I Couldn't Care Less: Death by a Thousand Cuts
Created | Updated Oct 10, 2010
Death by a Thousand Cuts or A Knife in the Heart
In my previous cheery diatribe on the joys of caring, I alluded to the fact that, for me at least, much of the time it is many small things that contribute to the overall effort. A typical day might mean that I get up and my wife has overslept so I have breakfast by myself, do the washing up and meander off to work. During the day I get a text message asking me to pick up something heavy, so I bolt my lunch, dash into town, make the purchase and dash back to work in time for my lunch break to be over. At the end of the day, I take the heavy thing home, pausing on the way to do any additional heavy shopping.

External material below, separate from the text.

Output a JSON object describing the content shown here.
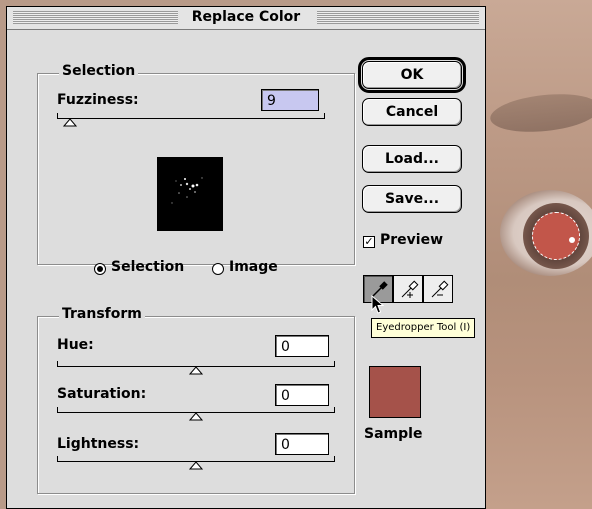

I get home, have tea and massage my wife's feet until the pain makes her fall asleep. It's about nineish, she's asleep on me so I'm confined to the sofa until I wake her up and help her to bed. Then off to sleep myself.
Poor baby. It must be awful. Well of course it isn't awful, but it's endless, unsupported, untrained, unpaid extra work to add to the full week you have already done. Nobody tells you how to do it so you bugger it up as you go along, and sometimes it can be tiring, trying, and isolating. Being disabled can be lonely, I know, but being a carer can, to, if you're not careful.
Anyway, I promised you a knife through the heart in my merry title (which may well get reworked in editing) so here it comes. Most of the time caring for me is a drudge, but once in a while it's a landslide. Over the Christmas period my wife got pretty badly ill. She was being sick constantly, couldn't keep anything down and nobody seemed to be able to stop it. She was weak, scared, dehydrated and getting worse and worse. I got called home from work early one day to call out a doctor. The doctor sent us to hospital and this led us through a chain of events which involved three extended stays in hospital, two further trips in ambulances and a lot of failed attempts to get the right medication. On several occasions my wife needed help to get to the bathroom and I had to more or less haul her semi-conscious form to the sink. One day I misjudged my footing and she fell on top of me, hurting both of us more than I was entirely happy with.
It was scary. Not only did I not know what was wrong, neither did the doctors, or the paramedics, or even the consultants. It actually still isn't technically better yet, it's just under control. And the first time you go from peering out of your window to wonder what that ambulance is doing in the street to peering out of the window and giving thanks that the ambulance is finally here, your life has changed. And to make it worse, there's sick on your shoes.